How gundog breeding has evolved over the years
Man’s best friend has always been at our side over the years, but Lindsay Waddell investigates how breeding priorities have changed
Our four-legged friends have been with us a long time, and it’s a pretty good guess that they have been used to help us acquire food for longer than we know — and we know they’ve been used for hunting for thousands of years. Like everything else though, the speed of change has accelerated in recent times, and the use we now have for our dogs, or that some of us have at any rate, has also changed.
Cast your eye over the typical painting from the 1800s of the hunter accompanied by his faithful dogs and the bag for the day laid around them. His faithful dogs bear little resemblance to those of today, in size, colour or shape. Indeed, the hunter himself may well have been a servant as it was they who were tasked with supplying the master with his game, unless of course it was a result of a hunt with hounds.

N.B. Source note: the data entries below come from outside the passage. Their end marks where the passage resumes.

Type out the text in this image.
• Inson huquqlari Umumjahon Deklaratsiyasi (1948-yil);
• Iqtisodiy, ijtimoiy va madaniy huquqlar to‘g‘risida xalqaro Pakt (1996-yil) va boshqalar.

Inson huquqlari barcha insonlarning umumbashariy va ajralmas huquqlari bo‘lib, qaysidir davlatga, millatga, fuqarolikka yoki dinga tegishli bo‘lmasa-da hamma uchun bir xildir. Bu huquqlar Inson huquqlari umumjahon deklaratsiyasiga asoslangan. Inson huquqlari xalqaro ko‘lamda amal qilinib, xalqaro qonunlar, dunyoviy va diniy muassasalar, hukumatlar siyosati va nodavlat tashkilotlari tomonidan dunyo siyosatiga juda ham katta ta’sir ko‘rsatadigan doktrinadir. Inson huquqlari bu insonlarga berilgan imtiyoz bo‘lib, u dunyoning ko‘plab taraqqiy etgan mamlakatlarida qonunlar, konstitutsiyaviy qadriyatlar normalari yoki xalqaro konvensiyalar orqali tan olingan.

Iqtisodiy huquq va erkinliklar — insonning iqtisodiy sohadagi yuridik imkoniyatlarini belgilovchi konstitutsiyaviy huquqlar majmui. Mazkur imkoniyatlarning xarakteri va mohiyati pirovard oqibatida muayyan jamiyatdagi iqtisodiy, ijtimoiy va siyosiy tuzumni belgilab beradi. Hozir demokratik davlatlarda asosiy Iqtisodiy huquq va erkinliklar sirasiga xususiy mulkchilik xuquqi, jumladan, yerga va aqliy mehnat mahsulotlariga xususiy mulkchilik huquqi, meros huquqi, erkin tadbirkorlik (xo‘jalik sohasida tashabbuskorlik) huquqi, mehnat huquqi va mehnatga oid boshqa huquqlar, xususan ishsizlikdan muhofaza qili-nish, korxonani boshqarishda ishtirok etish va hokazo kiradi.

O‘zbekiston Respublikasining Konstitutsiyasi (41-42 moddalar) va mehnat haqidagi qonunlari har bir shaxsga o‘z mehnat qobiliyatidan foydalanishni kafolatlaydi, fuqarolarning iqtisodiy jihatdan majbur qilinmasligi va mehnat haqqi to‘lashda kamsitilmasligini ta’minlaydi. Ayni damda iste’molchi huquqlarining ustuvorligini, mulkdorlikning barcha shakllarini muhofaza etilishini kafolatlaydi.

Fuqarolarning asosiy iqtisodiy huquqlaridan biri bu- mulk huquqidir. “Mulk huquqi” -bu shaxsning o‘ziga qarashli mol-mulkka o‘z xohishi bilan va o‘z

Change, though, has not been sudden — anything but. Many of the changes in how we acquired our game, and indeed sport shooting in general, were quite gradual.
Shooting the smaller game species changed when the breechloading shotgun and self-contained cartridge were developed. The days of walking with a dog or two for the odd head of whatever could be shot with a muzzle-loader were over, but not the walking-up part of it, as for a time it became even more fashionable.
As the railways were driven through the heart of the Highlands, sportsmen arrived and grouse moors were taken up by those with kennels of pointers. Pointers were used throughout the country, but it was out on the open hill where they really came into their own and for 50 years or so pointers were an integral part of grouse shooting.
The pointer does still play its part and devotees run their dogs for woodcock, snipe and grouse to this day. It is an element of shooting that is hard to beat, watching a dog quarter the ground before instantly stopping as the scent hits its nose. There is something about it, that connection with animal instincts, that is difficult to remove from some of us.
Down in warmer climes in the lowlands, driven shooting was in its ascendancy, and with that came the desire for if not new, different attributes in a dog: good hunting ability, a good mouth, and above all suitability to being trained. Spaniels, flatcoats, retrievers and labradors all came into the sporting scene, and in the early days it was very often the case of mix and hope, with crosses being common.
In the shooting field the massed ranks of pickers were simply not there. The odd one yes, but bags were not as they are now, or at least for the majority they weren’t. I recall many days of around 100 head with one picker but, then as now, some Guns had their own dog and wished to pick their own birds.
It was the case that at the end of the drive, those with dogs in the beating line simply helped pick up for Guns who had no dog of their own, but it was a more leisurely time in the shooting field; no pressure to rush to the next drive or eat elevenses. It’s the case on many of the commercial shoots that the Gun simply shoots; he never gives a thought to what’s picked or by whom, and the birds are gathered as soon as they land. But back to the dogs.
The gamekeepers of a certain era were looking for dual-purpose companions. It was a dangerous time for those who guarded game and there were areas of the country where a guard dog was perhaps not essential but advisable. The golden retriever was one such dog with an inbuilt gene that gave it a tendency to care for its master — and if that meant attacking a poacher, then so be it. Some of the breeds today still carry that, along with some German pointers and others that may still have that blood in them to this very day.
So the springer and cocker were declared separate breeds, the labrador was registered, and the Kennel Club, by virtue of the fact it became the home for all pedigree registration, took control and decided what was a breed and what was not.
Our sporting dogs have thus ‘settled down’ to a certain extent over time. However, that has not stopped the popularity of some rising and waning as fashion dictates, with the almost extinct working cocker now more popular than ever. I recall being asked to run in working stakes many years ago simply to make the numbers up, while just before Covid it was not unusual to have 40 cockers entered for an open stake.
Intelligence and stamina
Those who work their dogs are always looking to improve them, and as Jonathan Young, the former editor of The Field, christened them, the Pennine pointer is one such case. German pointers, mainly wirehaired, crossed with labradors have produced dogs with intelligence and stamina in spades. They will outdo most breeds on the grouse moor as picking-up dogs, and with the grouse numbers of a few years ago they were in demand.
Man’s best friend has never been far from him over the centuries, and though their uses change we will, I’m sure, continue to use them for centuries yet.